OLIVE THOMAS (PICKFORD) (1898 – 1920)

Olive burst on the New York scene when she won a “Most Beautiful Girl in New York” contest sponsored by the famous illustrator Howard Chandler Christy. A partner of Christy, Harrison Fisher, recommended her to Florenz Ziegfeld, who launched her career as a Follies beauty. In 1916, she married Jack Pickford, silent film star and brother of Mary Pickford. While on a second honeymoon in Paris, Olive Thomas mistakenly drank mercury biochloride and died five days later. Pickford went on to marry stage star Marilyn Miller who is also buried at Woodlawn. Pickford died in 1927 and is buried in California.

 


 

MADAM C.J. WALKER (1867-1919)

Through her hair treatment and cosmetics business, Sarah Breedlove Walker became the richest self-made woman in America. She began selling her products door-to-door, eventually establishing a major corporation in Indianapolis, and moving to New York where she built her beautiful Irvington estate, “Villa Lewaro.” Madam Walker was generous to many charities, donating funds to preserve the Frederick Douglass home as a museum, funding scholarships at the Tuskegee Institute and supporting the efforts of the NAACP.

 


 

GERTRUDE VANDERBILT WHITNEY (1875 – 1942)

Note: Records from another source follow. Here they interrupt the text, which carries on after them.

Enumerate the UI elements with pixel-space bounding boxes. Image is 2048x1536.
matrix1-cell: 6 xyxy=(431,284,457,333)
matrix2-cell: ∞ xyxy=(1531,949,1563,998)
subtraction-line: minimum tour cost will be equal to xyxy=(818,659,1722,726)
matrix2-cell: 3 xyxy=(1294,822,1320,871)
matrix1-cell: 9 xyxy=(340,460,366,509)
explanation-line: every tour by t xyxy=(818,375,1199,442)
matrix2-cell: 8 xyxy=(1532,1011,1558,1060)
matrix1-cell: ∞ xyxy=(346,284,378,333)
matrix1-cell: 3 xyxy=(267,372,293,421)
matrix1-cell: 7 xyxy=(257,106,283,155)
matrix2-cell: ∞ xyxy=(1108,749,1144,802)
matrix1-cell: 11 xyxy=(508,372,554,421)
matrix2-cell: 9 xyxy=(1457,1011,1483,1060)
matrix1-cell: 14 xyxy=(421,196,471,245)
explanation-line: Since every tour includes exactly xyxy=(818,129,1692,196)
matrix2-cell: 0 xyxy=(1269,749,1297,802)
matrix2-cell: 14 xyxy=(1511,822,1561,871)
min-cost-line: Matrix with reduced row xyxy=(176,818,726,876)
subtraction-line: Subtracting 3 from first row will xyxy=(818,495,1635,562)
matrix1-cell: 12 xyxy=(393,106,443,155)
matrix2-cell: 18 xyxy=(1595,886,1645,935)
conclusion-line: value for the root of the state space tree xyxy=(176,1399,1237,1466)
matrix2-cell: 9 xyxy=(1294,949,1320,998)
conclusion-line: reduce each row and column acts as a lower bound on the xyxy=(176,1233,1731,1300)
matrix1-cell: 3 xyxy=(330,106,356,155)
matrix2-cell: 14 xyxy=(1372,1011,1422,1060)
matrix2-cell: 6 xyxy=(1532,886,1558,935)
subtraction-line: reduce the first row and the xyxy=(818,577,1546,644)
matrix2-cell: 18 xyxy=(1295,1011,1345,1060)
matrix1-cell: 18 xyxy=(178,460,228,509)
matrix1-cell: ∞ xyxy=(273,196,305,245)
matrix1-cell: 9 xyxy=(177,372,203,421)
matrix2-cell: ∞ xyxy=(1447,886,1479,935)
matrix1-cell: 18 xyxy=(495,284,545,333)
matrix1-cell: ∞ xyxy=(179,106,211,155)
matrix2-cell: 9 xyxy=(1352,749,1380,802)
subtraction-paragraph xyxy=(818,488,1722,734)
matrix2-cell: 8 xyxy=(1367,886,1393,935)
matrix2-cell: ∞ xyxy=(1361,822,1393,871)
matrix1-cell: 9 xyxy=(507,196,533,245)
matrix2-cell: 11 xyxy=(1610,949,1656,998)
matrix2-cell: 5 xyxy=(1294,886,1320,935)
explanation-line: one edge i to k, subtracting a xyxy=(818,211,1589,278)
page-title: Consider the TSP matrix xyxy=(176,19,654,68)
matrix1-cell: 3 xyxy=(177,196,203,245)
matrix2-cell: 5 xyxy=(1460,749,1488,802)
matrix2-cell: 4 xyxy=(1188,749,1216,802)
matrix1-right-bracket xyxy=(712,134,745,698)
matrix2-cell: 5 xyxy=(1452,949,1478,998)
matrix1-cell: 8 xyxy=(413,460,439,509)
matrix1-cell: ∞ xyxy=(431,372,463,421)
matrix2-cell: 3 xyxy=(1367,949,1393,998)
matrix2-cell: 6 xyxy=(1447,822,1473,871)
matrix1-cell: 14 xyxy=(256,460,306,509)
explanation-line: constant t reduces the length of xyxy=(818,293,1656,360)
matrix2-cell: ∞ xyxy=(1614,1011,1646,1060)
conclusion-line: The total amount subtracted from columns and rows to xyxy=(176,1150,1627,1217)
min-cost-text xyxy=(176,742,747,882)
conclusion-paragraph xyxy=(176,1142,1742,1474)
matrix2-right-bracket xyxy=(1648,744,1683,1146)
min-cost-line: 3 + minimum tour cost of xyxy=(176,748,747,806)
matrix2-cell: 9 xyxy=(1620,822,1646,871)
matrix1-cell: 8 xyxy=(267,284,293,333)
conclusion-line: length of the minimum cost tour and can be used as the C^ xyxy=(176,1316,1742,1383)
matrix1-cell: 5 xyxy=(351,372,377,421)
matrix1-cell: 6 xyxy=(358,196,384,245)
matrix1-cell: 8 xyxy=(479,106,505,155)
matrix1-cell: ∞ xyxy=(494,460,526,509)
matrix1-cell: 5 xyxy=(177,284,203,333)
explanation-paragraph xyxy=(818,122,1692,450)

Gertrude Vanderbilt Whitney was the great-granddaughter of Commodore Cornelius Vanderbilt who amassed a great fortune in railroads. Although active in New York society and charitable causes, Mrs. Whitney was known primarily as a sculptor and patron of the arts. Shortly after her marriage to Harry Payne Whitney, the financier, she began to devote herself to her art and studied sculpture with among others Auguste Rodin, whose influence was obvious in her later work. Her best known early work includes the “Aztec Fountain” (1912) for the Pan American Union Building and the Titanic Memorial (1914), both in Washington, D.C., and a number of memorial pieces inspired by her hospital work near the battlefields during World War I, including the “Washington Heights War Memorial”(1921) in New York City. Other important works by works by Mrs. Whitney include “The Spirit of the Red Cross” (1923) in Washington, D.C., the “Fountain of El Dorado” in San Francisco, the statue of Buffalo Bill Cody at the entrance to Yellowstone Park, the “Saint-Nazaire Monument in Saint-Nazaire France (1924) and the “Columbus Memorial” (1928-33) in Palos Spain and the bronze statue of Peter Stuyvesant in Stuyvesant Park New York (1941).